Mood board: The fashion world is divided in two groups: those who like maximalist Dries and those who prefer it when he keeps it nice and minimal. Both of them get what they want on a regular basis but, on the whole, this one was for the over-the-top Dries lovers. This season, the Belgian designer went back to a world of decadent sequins, colour juxtapositions and louche layered foulards. This season's Dries girl is, as the brand states, 'Cocktails at five, addicted to fun, elegance and artifice'. Fittingly, she will wear nothing but the most decadent and chic – satin dresses, scarves nonchalantly pieced together, brocade trousers, transparent chiffon skirts with slits and bejewelled tops worn under slouchy, robe-like coats. And without a doubt, that style agrees with her. For all who yearn for minimal Dries, it is impossible to admit that the designer is always at his most brilliant when playing with lavishness.
Scene setting: After last season's escape to Bercy for his 100th show, this time it was back to Hôtel de Ville, the palace in the centre of Paris holding the mayor's offices. Etienne Russo, Dries' longtime friend and collaborator, knows the designer like no other, and decided the perfect setting for a decadent and optimist collection would be this baroque building full of colour-blown frescoes, gilded furniture and exaggerated crystal chandeliers. Paris showgoers know the place well (Dries shows there regularly and recently Vivienne Westwood and Bouchra Jarrar for Lanvin took a liking to the venue). Nevertheless, its luxury 'à la française' never fails to impress.

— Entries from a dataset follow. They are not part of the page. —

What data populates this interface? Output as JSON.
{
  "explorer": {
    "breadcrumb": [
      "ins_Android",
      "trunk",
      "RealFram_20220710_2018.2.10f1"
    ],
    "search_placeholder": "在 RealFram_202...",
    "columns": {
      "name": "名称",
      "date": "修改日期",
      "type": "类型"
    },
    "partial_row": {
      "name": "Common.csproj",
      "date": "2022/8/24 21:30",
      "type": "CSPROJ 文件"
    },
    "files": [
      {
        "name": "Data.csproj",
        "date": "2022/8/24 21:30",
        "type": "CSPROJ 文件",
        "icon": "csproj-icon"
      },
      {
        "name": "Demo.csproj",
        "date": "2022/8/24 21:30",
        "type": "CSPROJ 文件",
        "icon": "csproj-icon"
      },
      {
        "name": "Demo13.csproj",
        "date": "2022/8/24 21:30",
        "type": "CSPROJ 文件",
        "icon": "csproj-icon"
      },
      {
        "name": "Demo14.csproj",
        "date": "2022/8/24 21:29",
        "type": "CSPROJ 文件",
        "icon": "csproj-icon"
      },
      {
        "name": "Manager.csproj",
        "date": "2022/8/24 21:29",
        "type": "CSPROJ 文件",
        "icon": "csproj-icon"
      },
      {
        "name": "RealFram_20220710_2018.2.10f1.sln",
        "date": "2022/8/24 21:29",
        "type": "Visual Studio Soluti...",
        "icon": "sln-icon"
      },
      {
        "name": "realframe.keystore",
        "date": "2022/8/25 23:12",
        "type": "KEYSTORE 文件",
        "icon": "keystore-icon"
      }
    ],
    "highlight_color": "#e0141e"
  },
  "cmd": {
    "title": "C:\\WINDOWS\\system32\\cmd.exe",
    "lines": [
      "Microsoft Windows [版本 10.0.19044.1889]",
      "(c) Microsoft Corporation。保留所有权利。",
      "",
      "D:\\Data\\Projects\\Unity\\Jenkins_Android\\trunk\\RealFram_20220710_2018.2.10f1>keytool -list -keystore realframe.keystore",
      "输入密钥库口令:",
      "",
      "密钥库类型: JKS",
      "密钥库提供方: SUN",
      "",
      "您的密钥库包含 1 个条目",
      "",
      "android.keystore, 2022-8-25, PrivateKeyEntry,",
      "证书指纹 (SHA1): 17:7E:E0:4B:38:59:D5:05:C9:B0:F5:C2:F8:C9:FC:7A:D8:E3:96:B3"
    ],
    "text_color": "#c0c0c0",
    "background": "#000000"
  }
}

Finishing touches: The accessories could be the highlight here– those chunky-heeled, brocade knee-high boots in golden shades, the casual slip-on sandals and the strass chandelier earrings were all irresistibly appealing. But it was the hair and make up that really got us going. No need for lipstick or eyeshadow here; when Dries says 'luxury' he really means it, and in terms of beauty that translates as crystals all over the eyes, the lips and even the hair. They were not big or too present, but just about enough to send a glittering spark across the catwalk. The audience were left wishing they had those almost as much as they wished for a foulard satin dresses.